At 11:57 PM -0400 4/24/07, Richard C. Ramsden wrote:
If ala carte is actually regulated. Most carry contracts will either be exposed to the public, or voided. Neither benefits the content providers. Given the Rat's ability to manipulate congress count on neither happening.It's NOT the cable companies that are fighting ala carte.
Richard is on the right track here. The real issue is whether content producers can live WITHOUT subscriber fees for advertiser supported channels.
We already know that OTA broadcasters can do it, as they are only now getting this extra revenue over the transom. The whole concept of subscriber fees was introduced by the cable industry to help them launch cable only networks - back in the early days they could not generate enough advertising revenue to survive, so they went direct to the consumer to get additional revenues. Unfortunately the consumer did not know this, as the fees were buried in their cable bills. Most of these networks are now sustainable without the fees, as are the OTA channels.

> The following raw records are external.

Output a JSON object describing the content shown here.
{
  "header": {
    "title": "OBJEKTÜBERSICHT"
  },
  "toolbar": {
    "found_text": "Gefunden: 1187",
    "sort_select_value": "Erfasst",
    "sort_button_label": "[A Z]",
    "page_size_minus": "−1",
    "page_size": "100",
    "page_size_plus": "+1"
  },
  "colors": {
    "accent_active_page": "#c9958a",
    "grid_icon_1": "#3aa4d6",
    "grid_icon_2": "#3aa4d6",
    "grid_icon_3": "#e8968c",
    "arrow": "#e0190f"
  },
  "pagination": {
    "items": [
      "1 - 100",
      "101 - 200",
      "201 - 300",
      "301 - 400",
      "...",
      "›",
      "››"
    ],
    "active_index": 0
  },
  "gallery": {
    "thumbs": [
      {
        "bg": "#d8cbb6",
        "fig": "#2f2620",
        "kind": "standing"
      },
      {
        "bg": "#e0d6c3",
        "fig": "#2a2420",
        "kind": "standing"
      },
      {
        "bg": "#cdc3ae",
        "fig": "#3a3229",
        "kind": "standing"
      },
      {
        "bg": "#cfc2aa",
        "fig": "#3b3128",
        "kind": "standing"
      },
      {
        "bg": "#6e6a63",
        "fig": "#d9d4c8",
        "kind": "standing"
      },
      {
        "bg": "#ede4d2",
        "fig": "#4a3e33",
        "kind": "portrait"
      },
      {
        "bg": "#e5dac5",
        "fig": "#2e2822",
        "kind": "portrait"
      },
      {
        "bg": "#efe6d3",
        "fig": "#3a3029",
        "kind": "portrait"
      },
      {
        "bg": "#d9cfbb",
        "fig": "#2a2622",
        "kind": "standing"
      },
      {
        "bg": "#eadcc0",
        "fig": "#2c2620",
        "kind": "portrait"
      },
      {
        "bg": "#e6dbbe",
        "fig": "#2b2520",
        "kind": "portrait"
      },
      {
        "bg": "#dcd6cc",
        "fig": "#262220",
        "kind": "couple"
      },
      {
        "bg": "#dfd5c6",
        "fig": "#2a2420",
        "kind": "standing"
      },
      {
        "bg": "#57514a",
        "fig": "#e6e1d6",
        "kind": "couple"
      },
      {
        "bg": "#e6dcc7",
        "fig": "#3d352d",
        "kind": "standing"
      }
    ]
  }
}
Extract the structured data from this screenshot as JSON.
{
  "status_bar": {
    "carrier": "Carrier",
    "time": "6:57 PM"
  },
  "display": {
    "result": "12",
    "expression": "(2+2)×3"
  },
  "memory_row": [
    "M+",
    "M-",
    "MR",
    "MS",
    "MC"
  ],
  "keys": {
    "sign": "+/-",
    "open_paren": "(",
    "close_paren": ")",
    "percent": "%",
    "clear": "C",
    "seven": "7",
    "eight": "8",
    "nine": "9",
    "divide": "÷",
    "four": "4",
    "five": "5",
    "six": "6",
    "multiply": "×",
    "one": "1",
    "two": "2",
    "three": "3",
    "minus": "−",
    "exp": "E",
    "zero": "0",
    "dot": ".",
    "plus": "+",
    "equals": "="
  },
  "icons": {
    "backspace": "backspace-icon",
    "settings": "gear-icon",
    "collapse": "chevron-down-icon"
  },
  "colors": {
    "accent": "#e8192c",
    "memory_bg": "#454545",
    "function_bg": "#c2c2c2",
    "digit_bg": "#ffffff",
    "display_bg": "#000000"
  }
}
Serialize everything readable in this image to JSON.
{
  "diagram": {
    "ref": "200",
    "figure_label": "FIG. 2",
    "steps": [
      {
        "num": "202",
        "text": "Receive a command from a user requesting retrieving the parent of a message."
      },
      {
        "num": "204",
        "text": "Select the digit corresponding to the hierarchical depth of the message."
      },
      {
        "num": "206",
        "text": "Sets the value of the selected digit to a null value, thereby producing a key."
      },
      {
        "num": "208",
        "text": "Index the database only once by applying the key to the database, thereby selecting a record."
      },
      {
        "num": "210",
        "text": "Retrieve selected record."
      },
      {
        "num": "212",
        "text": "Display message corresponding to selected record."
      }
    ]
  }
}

The threat with ala carte is that people will choose only the channels they watch, and not pay the fees for the channels they do not watch. If this happens there are four possibilities:
1. Subscriber fees go UP to compensate for the lost revenue - this will in turn cause more people to drop that channel causing fees to spiral upwards out of control.
2. Subscriber fees are dropped, as channels fear that they will lose their existing audience. Any channel that depends on channel surfers will likely drop their fees so that they will not be dropped from the line-up by consumers. Some channels that are in high demand by a core audience, like ESPN, may retain or even increase fees, knowing that the core audience will pay, and that the rest don't ever watch.
3. Hybrid channel packages may be created with one in the free and clear to promote the content on the other channels that one must pay a fee for.
4. Some networks move to a "commercial free," subscriber fee basis like HBO.Thiis assumes that consumers will pay more to buy content WITHOUT commercials.
The bottom line is that FREE TV exists in most parts of the world based entirely on the revenues that are generated from advertising. These subscriber fees are somewhat unique to the USA, and only exist today because most people don't even realize they are paying them. COngress does not need to legislate ala carte. All they need to do is to legislate DISCLOSURE, If consumers know what they are paying, the uproar will be deafening and the double dipping will likely come to an end.